Jede Nachricht aus der Heimat macht unter den wenigen gestrandeten Deutschen im Hotel blitzschnell die Runde. Jede freie Minute wird gechattet, um ja keine Neuigkeit zu verpassen. Vielleicht dreht der Wind doch, vielleicht zieht die Wolke weiter, vielleicht öffnen die Flughäfen irgendwann länger als drei Stunden. Die Hoffnung stirbt zuletzt.
Nicht genug Flieger
Mittlerweile hat sich die kleine Gruppe Deutscher organisiert. Michael Pfeifer, Chef eines Ingenieurbüros aus Cottbus, der seit fünf Jahren in der Abfallwirtschaft und auf dem Gebiet alternativer Energien in Vietnam tätig ist, hält den ständigen Kontakt zur Fluggesellschaft. Was man von dort hört, stimmt wenig hoffnungsfroh. Die Maschinen, die normalerweise täglich von Hanoi oder Saigon nach Deutschland starten, sind völlig ausgebucht. Selbst wenn der Luftraum über Deutschland wieder freigegeben ist, haben die Gestrandeten nicht gleich eine Chance, überhaupt einen Platz in einem der Jets zu ergattern. Wer am meisten für sein Ticket gelöhnt hat und Gold-Card-Besitzer ist, fliegt zuerst. Normal-Touristen müssen sich hinten anstellen. Jeder kann sich ausrechnen, wann er bei Tausenden Wartenden an der Reihe ist. So schnell wird er seine Heimat nicht wiedersehen. Ganz zu schweigen von den gut betuchten Vietnamesen. Die hätten die dicksten Brieftaschen und die besten Karten bei der Platzvergabe, spricht man hinter vorgehaltener Hand. Verständlicherweise geht nun unter den Touristen die Angst um: Was, wenn wieder geflogen wird und der große Run auf die freien Plätze einsetzt? Vietnam Airlines verfügt über zu wenige Maschinen. Viele Deutsche, die nach all dem Chaos schnell nach Hause wollen, fühlen sich von ihrem Heimatland mit den Problemen allein gelassen.
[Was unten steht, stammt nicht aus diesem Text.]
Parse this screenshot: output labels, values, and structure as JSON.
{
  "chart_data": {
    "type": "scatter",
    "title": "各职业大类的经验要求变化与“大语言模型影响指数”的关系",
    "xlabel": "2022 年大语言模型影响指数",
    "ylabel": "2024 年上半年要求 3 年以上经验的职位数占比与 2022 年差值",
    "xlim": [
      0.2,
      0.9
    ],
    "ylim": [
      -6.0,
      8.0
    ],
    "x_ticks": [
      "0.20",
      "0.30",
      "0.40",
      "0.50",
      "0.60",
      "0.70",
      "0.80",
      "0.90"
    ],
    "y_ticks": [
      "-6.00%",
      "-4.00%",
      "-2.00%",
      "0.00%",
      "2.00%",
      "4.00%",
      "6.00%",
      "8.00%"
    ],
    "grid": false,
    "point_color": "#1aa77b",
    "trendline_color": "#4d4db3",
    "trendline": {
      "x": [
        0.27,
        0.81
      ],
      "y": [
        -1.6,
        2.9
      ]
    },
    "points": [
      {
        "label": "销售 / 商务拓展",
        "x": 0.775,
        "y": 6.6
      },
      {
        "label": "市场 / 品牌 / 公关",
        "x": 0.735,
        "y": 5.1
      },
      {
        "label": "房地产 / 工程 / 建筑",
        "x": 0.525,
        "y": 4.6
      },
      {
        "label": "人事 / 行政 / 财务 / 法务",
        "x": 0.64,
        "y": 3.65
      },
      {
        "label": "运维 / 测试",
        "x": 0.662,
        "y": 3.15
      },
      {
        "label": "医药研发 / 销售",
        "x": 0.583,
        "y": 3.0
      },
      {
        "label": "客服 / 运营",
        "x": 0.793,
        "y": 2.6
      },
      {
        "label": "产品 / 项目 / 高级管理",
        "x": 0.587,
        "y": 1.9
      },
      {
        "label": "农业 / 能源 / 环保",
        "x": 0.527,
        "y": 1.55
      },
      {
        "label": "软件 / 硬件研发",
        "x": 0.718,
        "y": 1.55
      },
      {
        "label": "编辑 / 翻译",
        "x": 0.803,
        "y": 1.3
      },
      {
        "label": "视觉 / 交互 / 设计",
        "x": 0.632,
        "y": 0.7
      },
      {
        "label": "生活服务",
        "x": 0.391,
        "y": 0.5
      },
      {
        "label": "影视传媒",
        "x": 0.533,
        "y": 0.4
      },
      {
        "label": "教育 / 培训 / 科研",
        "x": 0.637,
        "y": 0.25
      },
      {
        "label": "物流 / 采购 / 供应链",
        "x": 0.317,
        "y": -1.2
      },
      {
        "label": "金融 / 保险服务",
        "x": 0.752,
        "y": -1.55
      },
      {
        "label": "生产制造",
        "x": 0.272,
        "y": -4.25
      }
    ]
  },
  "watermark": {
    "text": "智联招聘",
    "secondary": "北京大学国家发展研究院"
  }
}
Wer Vietnam besucht, muss sich gedulden. Das spürt auch der Student aus Weimar, der Ho Chi Minh im Mausoleum sehen will. Den einbalsamierten Onkel Ho, wie ihn die Vietnamesen nennen, stört in seinem Glassarkophag weder der tosende Verkehr auf der Straße, noch der Lärm um die Aschewolke. Wer zu ihm will, muss warten, in einer kilometerlangen Schlange - ohne zu murren.